In scenarios 7 - 12 you have to expect that a single power failure or unexpected host-OS reboot renders ALL YOUR VALUABLE data unreadable.
In other words - even for a friday night visit to the movies you need a full working backup if you do NOT classify your data as disposable.
Highest risk factors at the moment:
- sparse WS-vmdks larger than 950GB
- very large thin ESXi vmdks with huge SESPARSE snapshots
- large VMFS datastores (> 8TBs and larger) with lots of thin provisioned VMDKs AND lots of snapshots
- encrypted WS vmdks with snapshots.
I work as a freelancer in VMDK/ VMFS recovery - that means that I have a good overview of the available tools and also have the necessary skills and practice.

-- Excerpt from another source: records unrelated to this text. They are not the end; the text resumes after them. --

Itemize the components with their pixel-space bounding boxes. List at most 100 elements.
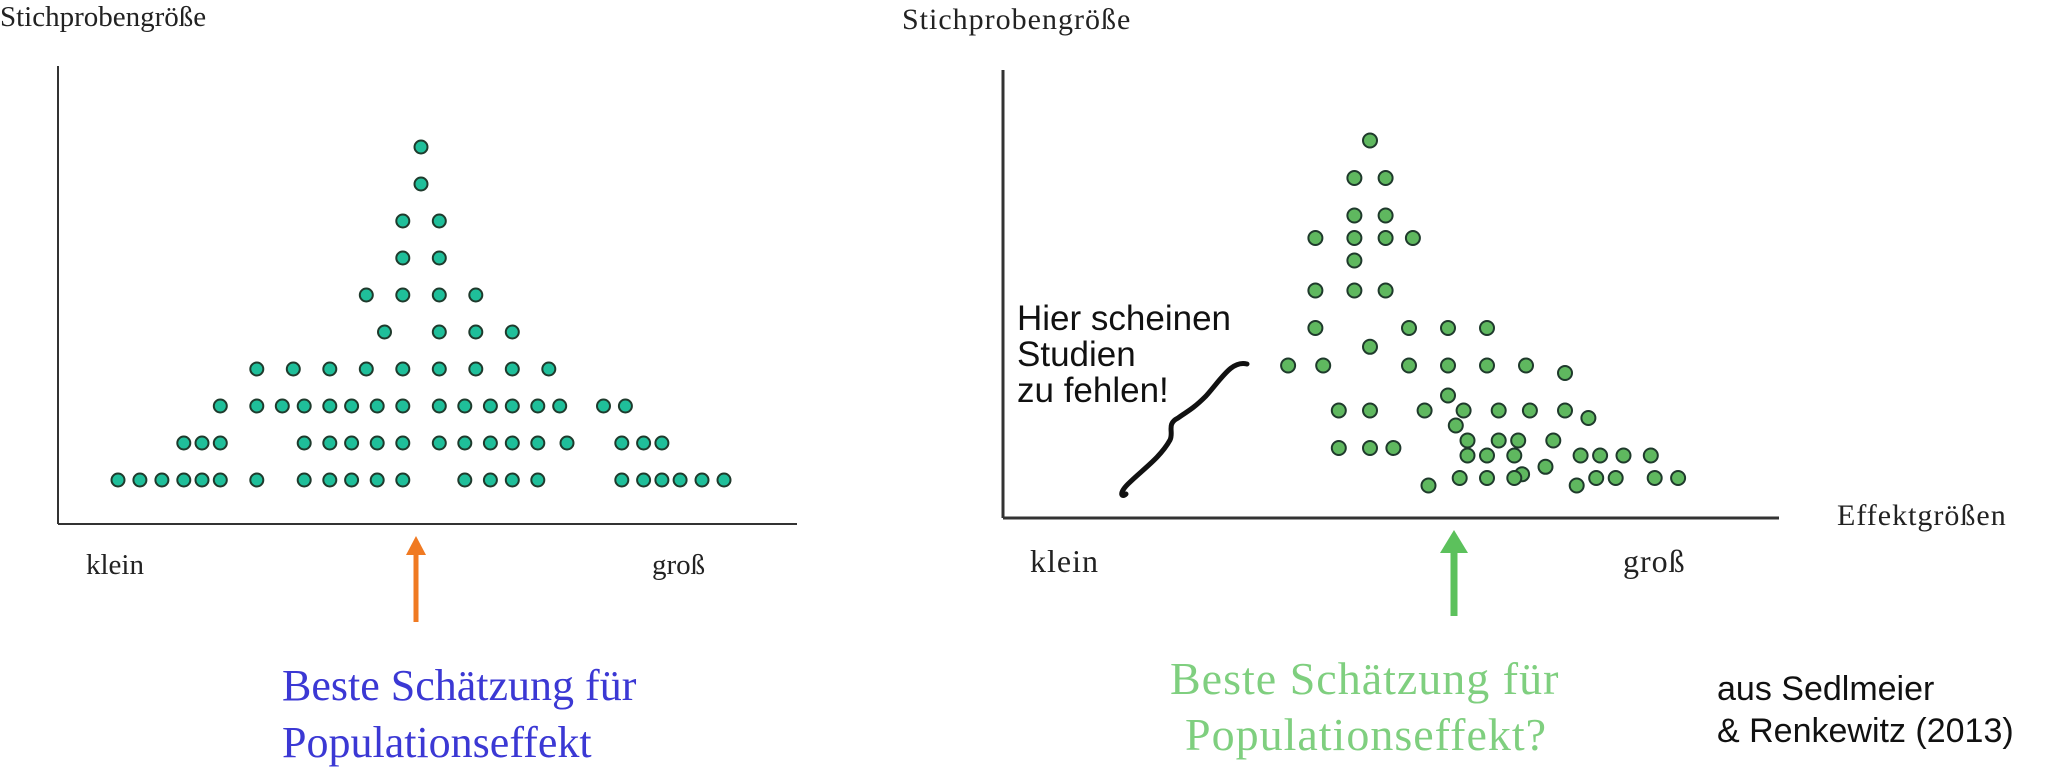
annotation-line-1: Hier scheinen [1017, 299, 1231, 338]
left-point-6 [358, 287, 374, 303]
right-point-54 [1506, 470, 1523, 486]
right-point-4 [1377, 207, 1394, 224]
left-x-label-large: groß [652, 549, 705, 581]
left-point-50 [504, 435, 520, 451]
annotation-line-2: Studien [1017, 335, 1136, 374]
left-point-59 [176, 472, 192, 488]
right-point-34 [1447, 417, 1464, 434]
left-point-14 [249, 361, 265, 377]
left-point-37 [596, 398, 611, 414]
right-point-15 [1440, 320, 1456, 336]
right-point-27 [1362, 402, 1378, 419]
right-point-36 [1490, 432, 1507, 449]
right-estimate-arrow [1440, 530, 1468, 616]
right-point-8 [1404, 230, 1421, 246]
right-point-56 [1588, 470, 1605, 486]
right-point-22 [1479, 357, 1495, 374]
left-point-77 [716, 472, 732, 488]
left-point-18 [395, 361, 411, 377]
left-point-5 [431, 250, 447, 266]
left-data-points [110, 139, 732, 488]
left-point-40 [194, 435, 210, 451]
left-point-53 [614, 435, 630, 451]
right-point-20 [1401, 357, 1417, 374]
left-point-55 [654, 435, 670, 451]
left-point-44 [344, 435, 360, 451]
left-point-45 [369, 435, 385, 451]
right-point-57 [1607, 470, 1624, 486]
right-point-51 [1420, 477, 1437, 494]
right-point-19 [1315, 357, 1332, 374]
left-point-76 [694, 472, 710, 488]
left-point-52 [559, 435, 575, 451]
right-point-40 [1362, 440, 1378, 456]
left-point-27 [322, 398, 338, 414]
right-point-2 [1377, 170, 1394, 186]
left-point-4 [395, 250, 411, 266]
right-point-7 [1377, 230, 1394, 246]
left-point-35 [530, 398, 546, 414]
left-point-64 [322, 472, 338, 488]
left-point-23 [212, 398, 228, 414]
right-point-14 [1401, 320, 1417, 336]
left-point-34 [504, 398, 520, 414]
left-point-8 [431, 287, 447, 303]
right-point-52 [1451, 470, 1468, 486]
left-point-0 [413, 139, 429, 155]
left-point-21 [504, 361, 520, 377]
left-point-26 [296, 398, 312, 414]
right-point-5 [1307, 230, 1324, 246]
left-point-33 [482, 398, 498, 414]
left-point-63 [296, 472, 312, 488]
left-point-61 [212, 472, 228, 488]
left-point-75 [672, 472, 688, 488]
right-point-44 [1506, 447, 1523, 464]
left-point-47 [431, 435, 447, 451]
source-note: aus Sedlmeier & Renkewitz (2013) [1717, 670, 2014, 750]
right-point-55 [1568, 477, 1585, 494]
right-point-10 [1307, 282, 1324, 299]
left-point-62 [249, 472, 265, 488]
left-point-30 [395, 398, 411, 414]
right-point-1 [1346, 170, 1363, 186]
right-point-32 [1557, 402, 1573, 419]
left-point-74 [654, 472, 670, 488]
right-point-37 [1510, 432, 1527, 449]
right-point-33 [1580, 410, 1597, 426]
left-point-36 [552, 398, 568, 414]
left-point-32 [457, 398, 473, 414]
right-point-21 [1440, 357, 1456, 374]
left-point-43 [322, 435, 338, 451]
right-point-30 [1490, 402, 1507, 419]
left-point-15 [285, 361, 301, 377]
left-point-9 [468, 287, 484, 303]
left-point-71 [530, 472, 546, 488]
left-point-17 [358, 361, 374, 377]
left-point-46 [395, 435, 411, 451]
left-point-12 [468, 324, 484, 340]
curly-brace-mark [1119, 360, 1250, 498]
right-point-18 [1280, 357, 1297, 374]
right-point-17 [1362, 338, 1378, 355]
right-point-43 [1479, 447, 1495, 464]
left-point-39 [176, 435, 192, 451]
right-point-41 [1385, 440, 1402, 456]
left-point-10 [377, 324, 392, 340]
left-point-42 [296, 435, 312, 451]
right-data-points [1280, 132, 1687, 494]
right-point-47 [1615, 447, 1632, 464]
left-point-20 [468, 361, 484, 377]
left-point-7 [395, 287, 411, 303]
left-point-1 [413, 176, 429, 192]
left-point-16 [322, 361, 338, 377]
right-x-label-large: groß [1623, 543, 1686, 579]
right-point-35 [1459, 432, 1476, 449]
right-point-45 [1572, 447, 1589, 464]
source-line-2: & Renkewitz (2013) [1717, 712, 2014, 750]
right-caption-line-2: Populationseffekt? [1185, 709, 1547, 760]
right-point-25 [1440, 387, 1456, 404]
left-point-38 [617, 398, 633, 414]
right-point-59 [1670, 470, 1687, 486]
right-point-31 [1521, 402, 1538, 419]
right-point-48 [1537, 458, 1554, 475]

If you call me with scenario 10, 11 or 12 I would have to tell you that the chances are not good enough to justify spending a lot of time with recovery attempts.
For scenario 11 and 12 I would tell you to do the math and calculate wether the data is valuable enough to call Ontrack. If you have seen what Ontrack charges - you know what I mean:
most of the times those stories end with a quite expensive experience ....
Hope that all readers still can sleep well after reading this ....
My suggestion if you are a paying WS or vSphere customer:
Complain about the fact that VMware does NOT supply a known to work commandline tool to fix errors in WS or ESXi delta.vmdks
Complain that there is no tool to attach SESPARSE snapshots to a basedisk.
At the moment not even UFSexplorer - the reference tool for reading VMDKs and VMFS - can handle such a case unless both flat and the sesparse vmdks are in perfect health.
Complain about VOMA - in practical scenarios VOMA will not help you a tiny bit - it will only make you waste lots of time.
And time is in very short supply if you have to handle those large VMDKs and datastores that are used today.
Hope this will help some users ....